- Honestly, Mr. Fish? I think you're the worst man I've ever met. And I just know if I give it my all, I can get in there and fix you. Good night, Mr. Fish.
Appearing in "Chapter Three: Cracked Up"
- Junkyard Dog
- Poison Ivy
- Jane Doe
- Harvey Bullock
- Jason Blood
- Security Guard Wrigley (Only appearance; dies)
Synopsis for "Chapter Three: Cracked Up"
Meanwhile Doodlebug bribes a security guard, "Wrigley," to let him out of his cell using a self-portrait that would be worth a lot of money on eBay. The guard escorts him to the joint cell of "Pamela Isley" and "Margaret Pye" (Poison Ivy and Magpie respectively), where it is revealed that he had in fact been the one in possession of the mirror shank (see previous issue). He declines to do anything violent with it however, instead opting to trade the "shiny object" to Magpie in return for sex, which seems to be a standard deal with her.

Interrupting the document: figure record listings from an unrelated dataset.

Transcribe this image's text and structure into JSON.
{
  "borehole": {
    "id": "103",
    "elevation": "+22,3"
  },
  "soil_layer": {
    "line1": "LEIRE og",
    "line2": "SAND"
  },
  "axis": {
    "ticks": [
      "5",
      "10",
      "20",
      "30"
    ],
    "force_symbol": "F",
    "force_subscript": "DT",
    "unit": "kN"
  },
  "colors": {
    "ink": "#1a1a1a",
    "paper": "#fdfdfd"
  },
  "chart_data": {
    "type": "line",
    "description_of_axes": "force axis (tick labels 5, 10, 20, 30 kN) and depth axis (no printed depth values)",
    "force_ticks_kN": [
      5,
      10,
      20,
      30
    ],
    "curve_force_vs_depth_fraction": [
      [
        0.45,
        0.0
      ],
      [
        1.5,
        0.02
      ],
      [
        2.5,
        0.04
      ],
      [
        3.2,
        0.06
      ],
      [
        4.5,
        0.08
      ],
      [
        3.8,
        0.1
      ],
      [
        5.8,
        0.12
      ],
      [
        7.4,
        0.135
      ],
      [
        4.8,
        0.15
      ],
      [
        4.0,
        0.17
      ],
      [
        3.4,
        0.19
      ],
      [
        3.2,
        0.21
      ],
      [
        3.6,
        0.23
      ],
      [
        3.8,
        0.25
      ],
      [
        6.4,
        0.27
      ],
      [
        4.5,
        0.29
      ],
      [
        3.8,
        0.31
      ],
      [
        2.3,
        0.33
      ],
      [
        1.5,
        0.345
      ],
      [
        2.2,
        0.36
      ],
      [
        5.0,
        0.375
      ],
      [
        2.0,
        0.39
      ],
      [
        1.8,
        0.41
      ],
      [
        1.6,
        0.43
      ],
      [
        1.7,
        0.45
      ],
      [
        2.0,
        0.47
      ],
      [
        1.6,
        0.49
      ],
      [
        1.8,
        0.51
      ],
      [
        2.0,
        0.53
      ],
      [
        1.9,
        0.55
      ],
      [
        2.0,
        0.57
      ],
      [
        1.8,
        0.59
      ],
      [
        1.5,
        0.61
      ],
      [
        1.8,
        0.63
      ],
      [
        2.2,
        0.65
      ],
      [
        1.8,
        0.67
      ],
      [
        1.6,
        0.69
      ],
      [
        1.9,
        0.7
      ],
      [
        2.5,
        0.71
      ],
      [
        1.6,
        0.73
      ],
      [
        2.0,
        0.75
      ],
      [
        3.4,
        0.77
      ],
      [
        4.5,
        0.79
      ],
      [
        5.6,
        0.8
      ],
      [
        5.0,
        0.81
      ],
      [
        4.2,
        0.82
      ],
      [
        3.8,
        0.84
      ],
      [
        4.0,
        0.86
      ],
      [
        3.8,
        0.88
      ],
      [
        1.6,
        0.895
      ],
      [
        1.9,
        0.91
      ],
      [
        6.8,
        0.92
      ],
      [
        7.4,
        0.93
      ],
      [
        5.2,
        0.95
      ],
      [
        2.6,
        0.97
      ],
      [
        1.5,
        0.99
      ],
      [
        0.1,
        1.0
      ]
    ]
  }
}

Humpty Dumpty tells of how he had been orphaned at a young age, and forced to live with his abusive grandmother. He had always been an even-tempered man, but he just could never tolerate when things simply did not work. Frustrated two many times by faulty machinery, he began taking do it yourself books out of the library, and "fixing" things late at night in secret, such as trains that had left before they were scheduled, or ATMs that didn't work. These repairs always ended in disaster, and the object in question would usually be completely destroyed the next day. His final repair, on the Gotham Clock Tower had caused a chain reaction that knocked down all of the gigantic props on Gotham City's rooftops they were so famous for into the streets. He was tracked down by Batgirl, who as a librarian had been able to find him by his overdue books. He immediately turned himself in, having not meant any harm, but Batgirl was also curious as to why he had taken out a copy of Gray's Anatomy. Apparently, believing her to require repair, Humpty had taken apart his own grandmother and tried to put her back together again.
Meanwhile, Jane Doe assumes Wrigley's identity, and escorts an oblivious Doodlebug back to his cell, leaving the door slightly ajar on purpose.
In the Gotham City Morgue, despite his considerable jadedness, Harvey Bullock is confronted with a corpse whose condition makes even him throw up. There's a mysterious new serial killer in Gotham, whose victims Jason Blood tells him have "all committed the same sin."
- This book was first published on July 2, 2003.
- No special notes.
- White notes that after the destruction caused by Humpty Dumpty, an act was passed banning all gigantic props in Gotham City, which explains their strange over-abundance in the Golden and Silver Ages, then their sudden drop from view. This act is referred to as the "Sprang Act," a nod to classic Batman Creator "Dick Sprang."